There are several ways to figure out whether a string has all unique characters.

In my opinion, the best way is to use a bit vector. This will include some basic knowledge of bit arithmetic. So let's quickly remember some basic bit logic.

1 | 0 = 1
0 | 0 = 0
1 | 1 = 1

1 & 0 = 0
0 & 0 = 0
1 & 1 = 1

One of the other funky operators is the left bit shift operator >>. It will shift each bit on the left-hand side to the left by the number of positions given by the right hand side. It is a lot easier to show with 0s and 1s. So, 0001 << 1 will produce 010 and by the same logic 0001 << 3 will produce 1000

So let's dig into some actual code.

public boolean hasUniqueChars(String word) {
  int checker = 0;
  for (int i = 0; i < word.length(); i++) {
    int val = word.charAt(i) - 'a';
    int mask = (1 << val);
    if ((checker & mask) > 0) {
      return false;
    }
    checker = checker | mask;
  }
  return true;
}

One of the main things to note here is the mask variable and val. First off -- this code assumes that the letters we're dealing with are lower case a-z. The TL;DR as to what's happening here is that we loop through each letter in the string, and create a value from the difference between that letter and the first possible character in the range, in this case being 'a'. We're using ASCII codes to create this value. Whatever val gets set to, we use that value to set the mask. The mask is then checked against checker and if there's a "collision", meaning the value already exists, checker will be greater than 0. If there's no collision, then checker is 'or-ed' against the mask and where there is a 1 in the binary represenation of val.

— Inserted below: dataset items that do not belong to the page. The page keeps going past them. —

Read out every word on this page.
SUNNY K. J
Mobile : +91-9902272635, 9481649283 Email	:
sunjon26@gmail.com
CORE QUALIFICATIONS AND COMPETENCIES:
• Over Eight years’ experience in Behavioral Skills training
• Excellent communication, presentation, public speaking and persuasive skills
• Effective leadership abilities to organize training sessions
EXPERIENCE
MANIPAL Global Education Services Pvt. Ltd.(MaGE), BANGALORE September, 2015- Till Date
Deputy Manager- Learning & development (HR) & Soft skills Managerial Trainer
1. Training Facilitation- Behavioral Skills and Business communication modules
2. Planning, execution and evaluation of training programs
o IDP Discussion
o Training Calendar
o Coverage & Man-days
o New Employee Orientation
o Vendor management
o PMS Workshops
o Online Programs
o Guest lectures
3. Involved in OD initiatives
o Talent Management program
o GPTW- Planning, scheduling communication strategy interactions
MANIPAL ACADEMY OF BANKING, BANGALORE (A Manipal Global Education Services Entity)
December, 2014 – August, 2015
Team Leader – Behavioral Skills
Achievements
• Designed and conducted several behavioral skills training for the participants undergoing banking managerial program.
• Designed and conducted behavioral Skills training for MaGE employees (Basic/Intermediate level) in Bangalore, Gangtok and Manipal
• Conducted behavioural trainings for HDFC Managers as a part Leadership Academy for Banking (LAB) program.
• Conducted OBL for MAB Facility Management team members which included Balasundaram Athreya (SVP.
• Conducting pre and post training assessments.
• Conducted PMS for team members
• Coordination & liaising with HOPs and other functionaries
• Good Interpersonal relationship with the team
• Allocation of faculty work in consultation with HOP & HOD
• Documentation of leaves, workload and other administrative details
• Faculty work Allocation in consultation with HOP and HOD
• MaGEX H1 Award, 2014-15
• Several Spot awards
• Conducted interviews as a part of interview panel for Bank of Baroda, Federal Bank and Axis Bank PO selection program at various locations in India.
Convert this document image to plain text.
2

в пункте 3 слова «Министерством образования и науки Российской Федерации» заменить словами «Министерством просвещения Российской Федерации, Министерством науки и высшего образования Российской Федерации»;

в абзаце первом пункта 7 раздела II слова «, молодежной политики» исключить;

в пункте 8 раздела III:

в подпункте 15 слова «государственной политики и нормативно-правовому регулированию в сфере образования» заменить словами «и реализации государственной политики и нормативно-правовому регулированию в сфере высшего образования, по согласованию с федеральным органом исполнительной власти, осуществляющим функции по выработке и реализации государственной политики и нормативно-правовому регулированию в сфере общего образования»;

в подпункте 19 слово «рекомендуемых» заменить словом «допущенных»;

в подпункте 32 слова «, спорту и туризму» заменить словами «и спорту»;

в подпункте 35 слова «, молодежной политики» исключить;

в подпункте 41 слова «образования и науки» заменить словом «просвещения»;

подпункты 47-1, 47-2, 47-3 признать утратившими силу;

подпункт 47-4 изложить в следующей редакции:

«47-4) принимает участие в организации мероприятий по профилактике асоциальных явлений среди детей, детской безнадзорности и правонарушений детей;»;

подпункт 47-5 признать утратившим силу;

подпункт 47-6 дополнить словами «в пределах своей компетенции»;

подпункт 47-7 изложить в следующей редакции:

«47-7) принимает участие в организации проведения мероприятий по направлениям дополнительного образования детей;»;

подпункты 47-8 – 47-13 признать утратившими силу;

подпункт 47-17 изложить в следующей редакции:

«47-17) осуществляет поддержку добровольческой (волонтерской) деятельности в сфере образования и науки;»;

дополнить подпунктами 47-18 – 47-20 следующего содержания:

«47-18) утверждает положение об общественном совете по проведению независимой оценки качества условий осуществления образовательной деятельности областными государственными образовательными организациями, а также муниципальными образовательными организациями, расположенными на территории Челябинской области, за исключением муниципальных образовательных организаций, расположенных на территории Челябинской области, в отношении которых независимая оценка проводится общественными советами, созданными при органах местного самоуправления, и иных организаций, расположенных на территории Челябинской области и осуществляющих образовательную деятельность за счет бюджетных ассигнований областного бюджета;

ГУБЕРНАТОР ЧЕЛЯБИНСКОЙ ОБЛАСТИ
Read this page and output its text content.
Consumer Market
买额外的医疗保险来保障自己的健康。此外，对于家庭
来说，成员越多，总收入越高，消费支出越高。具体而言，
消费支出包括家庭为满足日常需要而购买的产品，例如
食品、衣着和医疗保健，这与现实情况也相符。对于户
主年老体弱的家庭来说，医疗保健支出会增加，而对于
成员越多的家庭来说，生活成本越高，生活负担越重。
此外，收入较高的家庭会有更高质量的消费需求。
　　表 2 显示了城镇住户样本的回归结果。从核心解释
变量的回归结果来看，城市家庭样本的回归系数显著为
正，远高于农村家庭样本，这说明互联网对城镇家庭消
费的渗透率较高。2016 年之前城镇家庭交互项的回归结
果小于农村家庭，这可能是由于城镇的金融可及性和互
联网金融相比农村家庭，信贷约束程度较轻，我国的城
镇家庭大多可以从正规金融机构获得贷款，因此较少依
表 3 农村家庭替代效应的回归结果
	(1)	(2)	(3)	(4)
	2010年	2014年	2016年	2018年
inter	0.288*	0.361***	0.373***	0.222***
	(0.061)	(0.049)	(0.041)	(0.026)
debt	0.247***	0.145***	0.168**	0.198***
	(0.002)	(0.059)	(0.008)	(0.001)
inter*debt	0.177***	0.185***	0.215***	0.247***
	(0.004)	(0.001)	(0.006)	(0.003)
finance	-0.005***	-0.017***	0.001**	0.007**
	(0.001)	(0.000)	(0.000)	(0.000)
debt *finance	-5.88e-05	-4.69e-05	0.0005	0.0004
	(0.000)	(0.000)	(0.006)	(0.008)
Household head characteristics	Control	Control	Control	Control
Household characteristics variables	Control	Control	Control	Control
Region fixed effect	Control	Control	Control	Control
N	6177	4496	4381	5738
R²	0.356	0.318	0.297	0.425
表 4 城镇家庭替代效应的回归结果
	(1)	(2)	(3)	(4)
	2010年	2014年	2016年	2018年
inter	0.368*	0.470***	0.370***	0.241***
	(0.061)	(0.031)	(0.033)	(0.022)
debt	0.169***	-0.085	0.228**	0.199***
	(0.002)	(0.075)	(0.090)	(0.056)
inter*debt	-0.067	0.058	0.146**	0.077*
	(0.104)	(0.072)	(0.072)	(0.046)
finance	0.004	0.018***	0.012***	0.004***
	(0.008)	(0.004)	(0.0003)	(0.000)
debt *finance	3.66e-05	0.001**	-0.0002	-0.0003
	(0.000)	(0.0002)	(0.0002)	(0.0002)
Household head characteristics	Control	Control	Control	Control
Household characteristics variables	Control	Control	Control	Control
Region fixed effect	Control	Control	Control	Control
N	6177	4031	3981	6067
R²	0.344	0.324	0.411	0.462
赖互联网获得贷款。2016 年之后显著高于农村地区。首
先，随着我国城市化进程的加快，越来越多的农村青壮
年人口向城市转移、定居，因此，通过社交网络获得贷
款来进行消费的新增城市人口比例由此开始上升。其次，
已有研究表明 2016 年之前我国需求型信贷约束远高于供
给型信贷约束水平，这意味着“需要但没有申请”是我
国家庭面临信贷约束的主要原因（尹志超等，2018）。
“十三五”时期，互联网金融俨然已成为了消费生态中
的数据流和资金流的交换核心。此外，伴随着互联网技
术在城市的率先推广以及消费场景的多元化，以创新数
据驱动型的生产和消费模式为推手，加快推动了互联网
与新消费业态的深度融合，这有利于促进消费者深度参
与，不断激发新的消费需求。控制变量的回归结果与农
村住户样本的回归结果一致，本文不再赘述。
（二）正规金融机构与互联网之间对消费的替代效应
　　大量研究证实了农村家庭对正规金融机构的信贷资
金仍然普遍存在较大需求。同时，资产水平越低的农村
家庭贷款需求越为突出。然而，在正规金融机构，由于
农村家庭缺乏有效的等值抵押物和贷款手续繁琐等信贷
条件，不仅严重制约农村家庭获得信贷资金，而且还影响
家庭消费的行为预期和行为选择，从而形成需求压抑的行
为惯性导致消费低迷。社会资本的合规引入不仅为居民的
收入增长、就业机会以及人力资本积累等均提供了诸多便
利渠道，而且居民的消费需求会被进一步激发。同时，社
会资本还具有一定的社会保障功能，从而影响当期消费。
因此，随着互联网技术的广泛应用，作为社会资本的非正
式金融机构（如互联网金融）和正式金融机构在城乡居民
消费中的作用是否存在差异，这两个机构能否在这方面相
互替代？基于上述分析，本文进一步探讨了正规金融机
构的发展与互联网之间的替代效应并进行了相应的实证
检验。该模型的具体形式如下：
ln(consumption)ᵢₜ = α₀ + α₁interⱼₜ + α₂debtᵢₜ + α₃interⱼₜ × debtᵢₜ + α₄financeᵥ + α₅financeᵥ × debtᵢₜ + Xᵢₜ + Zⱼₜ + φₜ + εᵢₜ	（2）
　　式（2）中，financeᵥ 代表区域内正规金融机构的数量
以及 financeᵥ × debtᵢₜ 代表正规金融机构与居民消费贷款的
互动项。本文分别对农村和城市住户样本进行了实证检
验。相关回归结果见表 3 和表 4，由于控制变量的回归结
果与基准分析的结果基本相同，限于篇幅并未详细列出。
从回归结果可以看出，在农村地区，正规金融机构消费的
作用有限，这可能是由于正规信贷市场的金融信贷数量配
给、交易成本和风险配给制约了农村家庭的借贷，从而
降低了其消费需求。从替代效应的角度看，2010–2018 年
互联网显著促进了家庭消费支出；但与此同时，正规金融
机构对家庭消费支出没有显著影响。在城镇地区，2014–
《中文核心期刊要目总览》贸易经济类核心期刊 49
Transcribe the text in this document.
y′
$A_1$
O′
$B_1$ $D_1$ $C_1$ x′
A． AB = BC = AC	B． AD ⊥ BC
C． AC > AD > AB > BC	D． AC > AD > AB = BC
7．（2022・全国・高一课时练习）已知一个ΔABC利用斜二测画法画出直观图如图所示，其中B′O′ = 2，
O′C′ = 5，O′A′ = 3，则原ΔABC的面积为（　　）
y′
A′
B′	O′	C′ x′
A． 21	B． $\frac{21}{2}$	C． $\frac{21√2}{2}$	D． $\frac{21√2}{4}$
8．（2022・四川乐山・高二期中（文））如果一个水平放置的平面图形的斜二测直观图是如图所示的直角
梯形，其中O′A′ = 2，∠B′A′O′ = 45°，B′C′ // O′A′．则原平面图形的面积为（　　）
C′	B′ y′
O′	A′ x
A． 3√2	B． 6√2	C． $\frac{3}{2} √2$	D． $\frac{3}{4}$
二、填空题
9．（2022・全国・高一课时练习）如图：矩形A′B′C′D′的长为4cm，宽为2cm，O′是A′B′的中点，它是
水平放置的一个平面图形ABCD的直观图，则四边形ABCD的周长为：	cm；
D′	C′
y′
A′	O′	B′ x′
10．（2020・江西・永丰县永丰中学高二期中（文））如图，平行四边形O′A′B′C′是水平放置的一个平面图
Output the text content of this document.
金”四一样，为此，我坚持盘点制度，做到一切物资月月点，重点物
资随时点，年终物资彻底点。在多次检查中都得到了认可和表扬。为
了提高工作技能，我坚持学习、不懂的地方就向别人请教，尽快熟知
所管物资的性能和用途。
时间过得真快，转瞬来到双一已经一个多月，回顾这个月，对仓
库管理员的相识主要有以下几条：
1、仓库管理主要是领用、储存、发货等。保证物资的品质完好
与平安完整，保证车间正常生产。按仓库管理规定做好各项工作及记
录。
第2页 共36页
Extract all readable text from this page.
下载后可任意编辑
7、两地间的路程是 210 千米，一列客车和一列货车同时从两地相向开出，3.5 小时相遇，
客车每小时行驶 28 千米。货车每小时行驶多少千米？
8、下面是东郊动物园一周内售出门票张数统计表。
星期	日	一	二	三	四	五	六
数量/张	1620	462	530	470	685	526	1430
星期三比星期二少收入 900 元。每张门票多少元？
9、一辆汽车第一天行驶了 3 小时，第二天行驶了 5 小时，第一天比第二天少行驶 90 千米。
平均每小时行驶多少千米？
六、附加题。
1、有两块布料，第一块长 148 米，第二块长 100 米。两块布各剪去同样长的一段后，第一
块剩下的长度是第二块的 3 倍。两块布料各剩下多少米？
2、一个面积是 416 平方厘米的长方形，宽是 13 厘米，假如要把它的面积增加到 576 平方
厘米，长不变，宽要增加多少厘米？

Let's write out what happens in binary with the string "sas".
First loop, 's'

      int val = word.charAt('s') - 'a'; // will result in 0b10010 (18)
      int mask = (1 << val); // will result in 0b1000000000000000000 (262144)
      checker & mask > 0 // will result in false since there are no (1 & 1) being compared
      checker = checker | mask; // will result in 0b1000000000000000000 (262144)

Second loop, 'a'

      int val = word.charAt('a') - 'a'; // will result in 0b00000 (0)
      int mask = (1 << val); // will result in 0b0000000000000000001 (1)
      checker & mask > 0 // will result in false since there are no (1 & 1) being compared
      checker = checker | mask; // will result in 0b1000000000000000001 (262145)

Lastly loop, 's'

      int val = word.charAt('s') - 'a'; // will result in 0b10010 (18)
      int mask = (1 << val); // will result in 0b1000000000000000000 (262144)
      checker & mask > 0 // will result in true since there is a 1 in checker and val, thus a collision

So just to go over what just happened. A value was created for a character in the string. The character was used to create a mask. The mask is bitwise and-ed to checker to check whether it already exists because if there's a 1 in the binary representation, then the comparison will return greater than 0. If it doesn't exist, checker is or-ed against the calculated value of the character and a 1 is set in the binary position of the mask. Something you might have noticed by now -- the difference between 'a' and a character isn't necessary to get the correct answer. The reason a value is subtracted is because left bit shifting a huge number will result in enormous val's. I dig this algorithm. 10/10.